Touch Me Festival 2017, MRA installation detail

http://www.1010.co.uk/org/RMA.html

Let’s round out with some cosmic botanicals from none other than King Britt. He describes thusly:

This show was done completely by 2 plants in my studio using biofeedback to midi converter, the MidiSprout. Parameters were set up with a few systems to keep things in key and constantly changing. Overdubs were then done with the plants for extra sauce. No field recordings included in this episode.

Philadelphia, 2019:

King Britt Presents: Transmissions #37 : Cosmic Botanicals [NTS Radio]

MILEECE

English artist Mileece deserves her own section here, employing elaborate explorations of plant-music interfaces in SuperCollider. Here’s a round-up of resources:

MILEECE, translating plant signals into immersive soundscapes [CLOT Magazine]

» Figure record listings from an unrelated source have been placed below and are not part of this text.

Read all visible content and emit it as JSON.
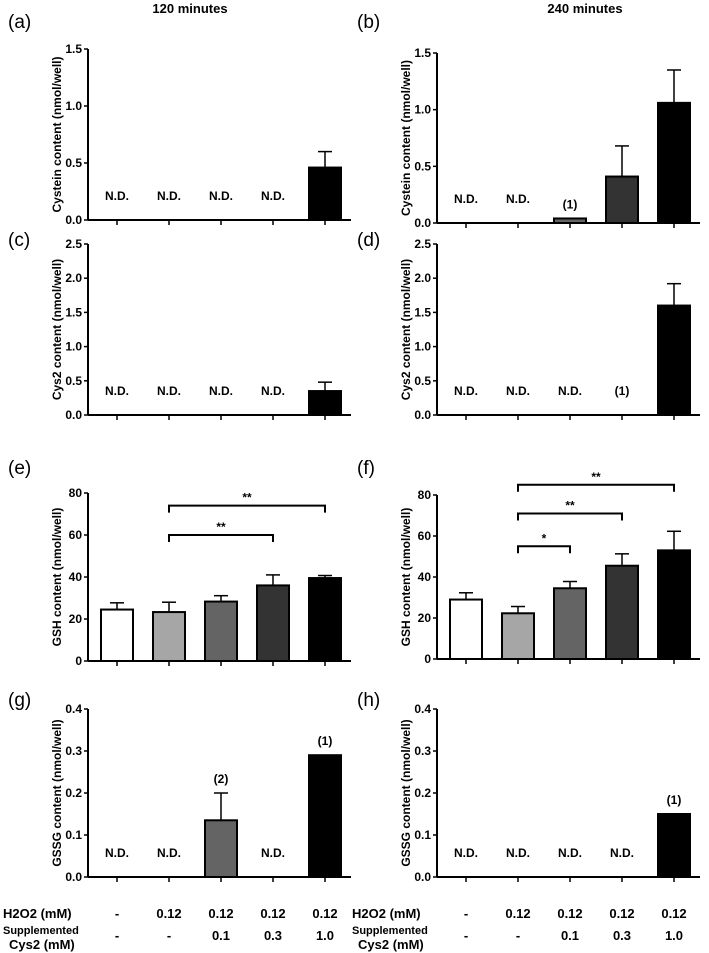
{
  "titles": [
    "120 minutes",
    "240 minutes"
  ],
  "bar_colors": [
    "#ffffff",
    "#a6a6a6",
    "#646464",
    "#333333",
    "#000000"
  ],
  "conditions": {
    "h2o2_label": "H2O2 (mM)",
    "h2o2_values": [
      "-",
      "0.12",
      "0.12",
      "0.12",
      "0.12"
    ],
    "cys2_label_line1": "Supplemented",
    "cys2_label_line2": "Cys2 (mM)",
    "cys2_values": [
      "-",
      "-",
      "0.1",
      "0.3",
      "1.0"
    ]
  },
  "chart_data": [
    {
      "panel": "(a)",
      "type": "bar",
      "ylabel": "Cystein content (nmol/well)",
      "ylim": [
        0,
        1.5
      ],
      "yticks": [
        "0.0",
        "0.5",
        "1.0",
        "1.5"
      ],
      "tickstep": 0.5,
      "values": [
        null,
        null,
        null,
        null,
        0.46
      ],
      "errors": [
        null,
        null,
        null,
        null,
        0.14
      ],
      "notes": [
        "N.D.",
        "N.D.",
        "N.D.",
        "N.D.",
        ""
      ],
      "brackets": []
    },
    {
      "panel": "(b)",
      "type": "bar",
      "ylabel": "Cystein content (nmol/well)",
      "ylim": [
        0,
        1.5
      ],
      "yticks": [
        "0.0",
        "0.5",
        "1.0",
        "1.5"
      ],
      "tickstep": 0.5,
      "values": [
        null,
        null,
        0.04,
        0.41,
        1.06
      ],
      "errors": [
        null,
        null,
        0,
        0.27,
        0.29
      ],
      "notes": [
        "N.D.",
        "N.D.",
        "(1)",
        "",
        ""
      ],
      "brackets": []
    },
    {
      "panel": "(c)",
      "type": "bar",
      "ylabel": "Cys2 content (nmol/well)",
      "ylim": [
        0,
        2.5
      ],
      "yticks": [
        "0.0",
        "0.5",
        "1.0",
        "1.5",
        "2.0",
        "2.5"
      ],
      "tickstep": 0.5,
      "values": [
        null,
        null,
        null,
        null,
        0.35
      ],
      "errors": [
        null,
        null,
        null,
        null,
        0.13
      ],
      "notes": [
        "N.D.",
        "N.D.",
        "N.D.",
        "N.D.",
        ""
      ],
      "brackets": []
    },
    {
      "panel": "(d)",
      "type": "bar",
      "ylabel": "Cys2 content (nmol/well)",
      "ylim": [
        0,
        2.5
      ],
      "yticks": [
        "0.0",
        "0.5",
        "1.0",
        "1.5",
        "2.0",
        "2.5"
      ],
      "tickstep": 0.5,
      "values": [
        null,
        null,
        null,
        0,
        1.6
      ],
      "errors": [
        null,
        null,
        null,
        0,
        0.32
      ],
      "notes": [
        "N.D.",
        "N.D.",
        "N.D.",
        "(1)",
        ""
      ],
      "brackets": []
    },
    {
      "panel": "(e)",
      "type": "bar",
      "ylabel": "GSH content (nmol/well)",
      "ylim": [
        0,
        80
      ],
      "yticks": [
        "0",
        "20",
        "40",
        "60",
        "80"
      ],
      "tickstep": 20,
      "values": [
        24.5,
        23.3,
        28.3,
        36.0,
        39.5
      ],
      "errors": [
        3.2,
        4.7,
        2.8,
        5.0,
        1.2
      ],
      "notes": [
        "",
        "",
        "",
        "",
        ""
      ],
      "brackets": [
        {
          "from": 2,
          "to": 4,
          "level": 60,
          "label": "**"
        },
        {
          "from": 2,
          "to": 5,
          "level": 74,
          "label": "**"
        }
      ]
    },
    {
      "panel": "(f)",
      "type": "bar",
      "ylabel": "GSH content (nmol/well)",
      "ylim": [
        0,
        80
      ],
      "yticks": [
        "0",
        "20",
        "40",
        "60",
        "80"
      ],
      "tickstep": 20,
      "values": [
        29.0,
        22.3,
        34.5,
        45.5,
        53.0
      ],
      "errors": [
        3.3,
        3.3,
        3.3,
        5.8,
        9.3
      ],
      "notes": [
        "",
        "",
        "",
        "",
        ""
      ],
      "brackets": [
        {
          "from": 2,
          "to": 3,
          "level": 55,
          "label": "*"
        },
        {
          "from": 2,
          "to": 4,
          "level": 71,
          "label": "**"
        },
        {
          "from": 2,
          "to": 5,
          "level": 85,
          "label": "**"
        }
      ]
    },
    {
      "panel": "(g)",
      "type": "bar",
      "ylabel": "GSSG content (nmol/well)",
      "ylim": [
        0,
        0.4
      ],
      "yticks": [
        "0.0",
        "0.1",
        "0.2",
        "0.3",
        "0.4"
      ],
      "tickstep": 0.1,
      "values": [
        null,
        null,
        0.135,
        null,
        0.29
      ],
      "errors": [
        null,
        null,
        0.065,
        null,
        0
      ],
      "notes": [
        "N.D.",
        "N.D.",
        "(2)",
        "N.D.",
        "(1)"
      ],
      "brackets": []
    },
    {
      "panel": "(h)",
      "type": "bar",
      "ylabel": "GSSG content (nmol/well)",
      "ylim": [
        0,
        0.4
      ],
      "yticks": [
        "0.0",
        "0.1",
        "0.2",
        "0.3",
        "0.4"
      ],
      "tickstep": 0.1,
      "values": [
        null,
        null,
        null,
        null,
        0.15
      ],
      "errors": [
        null,
        null,
        null,
        null,
        0
      ],
      "notes": [
        "N.D.",
        "N.D.",
        "N.D.",
        "N.D.",
        "(1)"
      ],
      "brackets": []
    }
  ]
}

Sounding Our Utopia: An Interview With Mileece [Sounding Out!]

Academic bibliography

Lastly, for anyone doing research, here is a massive link dump with some familiar names in the byline – and this covers most of the other materials I may have missed.

Can a Leaf Make Music?

Techniques and Aesthetics of Plant-Generated Control Voltage in Electronic Music

Poster presentation for the 2019 SMT National Conference in Columbus, Ohio

And many new developments!

Dr. Paul Miller (Duquesne University), Brian Riordan (University of Pittsburgh) and Christopher Cox (Duquesne University)

http://www.theoryofpaul.net/plants/

Speaking of which, I totally missed that there’s even a Eurorack version of MidiSprout, in the form of Instruo’s Scion module.

There. And that’s probably still not all of them.